When we were teenagers we made fun of the bad movies on television just like MST3K does, but we were doing it a couple of decades before the original series was broadcast. One thing we did back then that MST3K never did was watch foreign language films with subtitles and do our own, funny translations.
When MST3K came along in the 80s, it reminded me of the old times and it was hilarious.
I'm watching the new series on Netflix right now and it's just as funny as ever. I could (and will) watch it over and over to catch jokes I missed the first time.
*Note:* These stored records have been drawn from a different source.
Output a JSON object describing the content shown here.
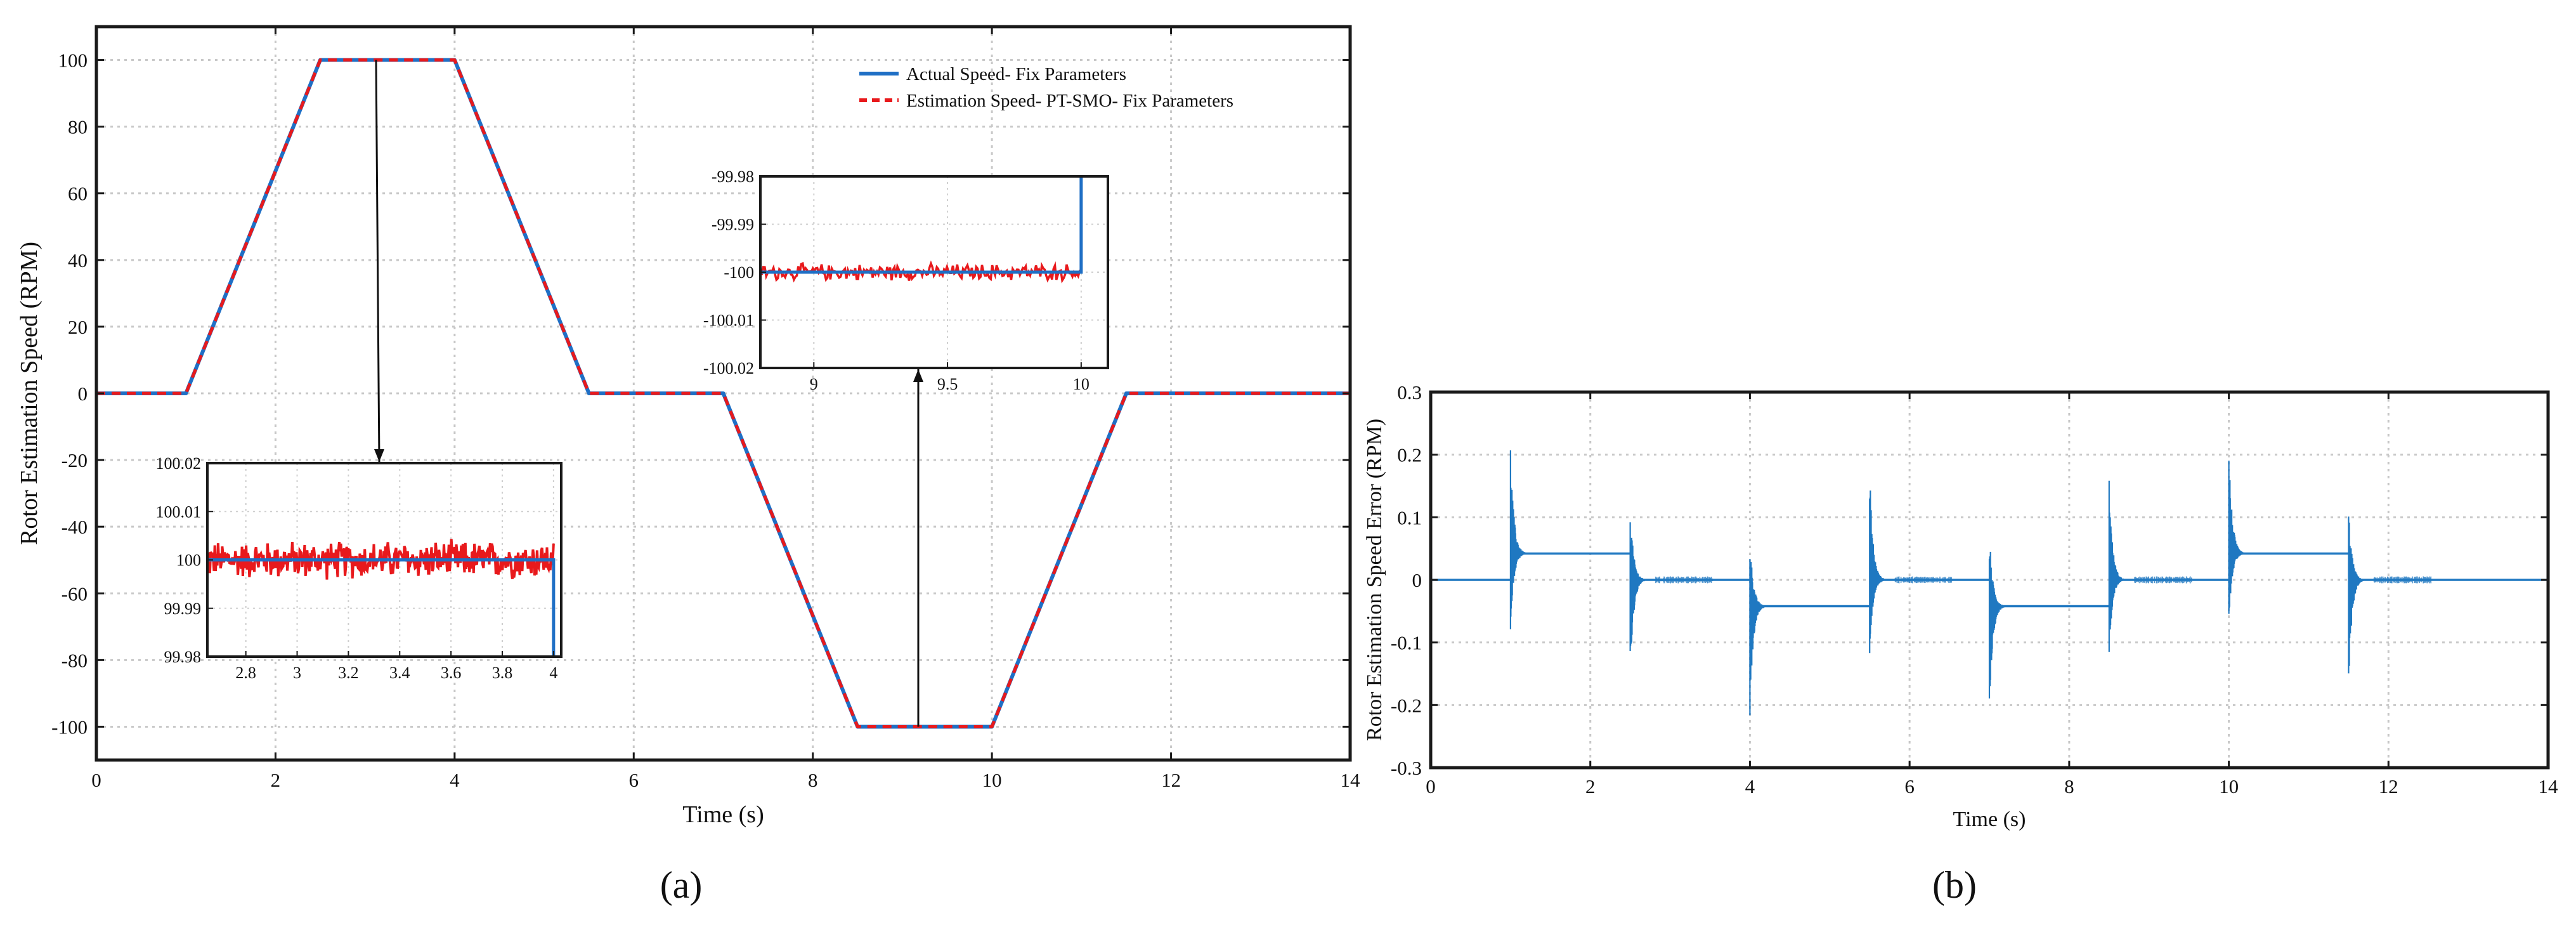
{
  "figure": {
    "panel_a_label": "(a)",
    "panel_b_label": "(b)"
  },
  "chart_data": [
    {
      "id": "a",
      "type": "line",
      "xlabel": "Time (s)",
      "ylabel": "Rotor Estimation Speed (RPM)",
      "xlim": [
        0,
        14
      ],
      "ylim": [
        -110,
        110
      ],
      "xticks": [
        0,
        2,
        4,
        6,
        8,
        10,
        12,
        14
      ],
      "yticks": [
        100,
        80,
        60,
        40,
        20,
        0,
        -20,
        -40,
        -60,
        -80,
        -100
      ],
      "grid": true,
      "legend_position": "top-right",
      "series": [
        {
          "name": "Actual Speed- Fix Parameters",
          "color": "#1f6fc5",
          "style": "solid",
          "x": [
            0,
            1,
            2.5,
            4,
            5.5,
            7,
            8.5,
            10,
            11.5,
            14
          ],
          "y": [
            0,
            0,
            100,
            100,
            0,
            0,
            -100,
            -100,
            0,
            0
          ]
        },
        {
          "name": "Estimation Speed- PT-SMO- Fix Parameters",
          "color": "#e8191c",
          "style": "dashed",
          "x": [
            0,
            1,
            2.5,
            4,
            5.5,
            7,
            8.5,
            10,
            11.5,
            14
          ],
          "y": [
            0,
            0,
            100,
            100,
            0,
            0,
            -100,
            -100,
            0,
            0
          ]
        }
      ],
      "insets": [
        {
          "id": "a-inset-1",
          "xlim": [
            2.65,
            4.03
          ],
          "ylim": [
            99.98,
            100.02
          ],
          "xticks": [
            "2.8",
            "3",
            "3.2",
            "3.4",
            "3.6",
            "3.8",
            "4"
          ],
          "yticks": [
            "100.02",
            "100.01",
            "100",
            "99.99",
            "99.98"
          ],
          "actual_level": 100,
          "estimation_noise_band": [
            99.996,
            100.005
          ],
          "drop_at_x": 4
        },
        {
          "id": "a-inset-2",
          "xlim": [
            8.8,
            10.1
          ],
          "ylim": [
            -100.02,
            -99.98
          ],
          "xticks": [
            "9",
            "9.5",
            "10"
          ],
          "yticks": [
            "-99.98",
            "-99.99",
            "-100",
            "-100.01",
            "-100.02"
          ],
          "actual_level": -100,
          "estimation_noise_band": [
            -100.002,
            -99.998
          ],
          "rise_at_x": 10
        }
      ]
    },
    {
      "id": "b",
      "type": "line",
      "xlabel": "Time (s)",
      "ylabel": "Rotor Estimation Speed Error (RPM)",
      "xlim": [
        0,
        14
      ],
      "ylim": [
        -0.3,
        0.3
      ],
      "xticks": [
        0,
        2,
        4,
        6,
        8,
        10,
        12,
        14
      ],
      "yticks": [
        0.3,
        0.2,
        0.1,
        0,
        -0.1,
        -0.2,
        -0.3
      ],
      "grid": true,
      "series": [
        {
          "color": "#1f78c1",
          "segments": [
            {
              "x0": 0,
              "x1": 1,
              "level": 0
            },
            {
              "x0": 1,
              "x1": 2.5,
              "level": 0.042
            },
            {
              "x0": 2.5,
              "x1": 4,
              "level": 0
            },
            {
              "x0": 4,
              "x1": 5.5,
              "level": -0.042
            },
            {
              "x0": 5.5,
              "x1": 7,
              "level": 0
            },
            {
              "x0": 7,
              "x1": 8.5,
              "level": -0.042
            },
            {
              "x0": 8.5,
              "x1": 10,
              "level": 0
            },
            {
              "x0": 10,
              "x1": 11.5,
              "level": 0.042
            },
            {
              "x0": 11.5,
              "x1": 14,
              "level": 0
            }
          ],
          "spikes": [
            {
              "x": 1.0,
              "max": 0.22,
              "min": -0.08
            },
            {
              "x": 2.5,
              "max": 0.12,
              "min": -0.17
            },
            {
              "x": 4.0,
              "max": 0.07,
              "min": -0.22
            },
            {
              "x": 5.5,
              "max": 0.18,
              "min": -0.12
            },
            {
              "x": 7.0,
              "max": 0.08,
              "min": -0.22
            },
            {
              "x": 8.5,
              "max": 0.17,
              "min": -0.12
            },
            {
              "x": 10.0,
              "max": 0.22,
              "min": -0.07
            },
            {
              "x": 11.5,
              "max": 0.12,
              "min": -0.18
            }
          ]
        }
      ]
    }
  ]
}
That was one of the things that made the show work, it was basically the anti Star Trek. The heroes weren't heroes and the tropes were turned upside down. There werre some parts that didn't work well, but some parts were brilliant (the hall of records with the time prophet's instructions to Stanley).
I never was a huge fan of it, myself. When the episodes were good, it was pretty awesome. But most of them just seemed kind of boring.
Nonetheless, a lot of my friends were into it. And in kind of a meta sense, it's a lot more fun to watch this kind of show together with other people.
Editor Emeritus and Senior Writer, TeleRead.org
Lots of people from the original are involved. It's just that they're mostly involved as writers, rather than in-front-of-the-camera personalities (barring a few amusing cameos).
Editor Emeritus and Senior Writer, TeleRead.org
True. It's totally an American thing. Thanks why the show never got cancelled because the American audience loves it so much!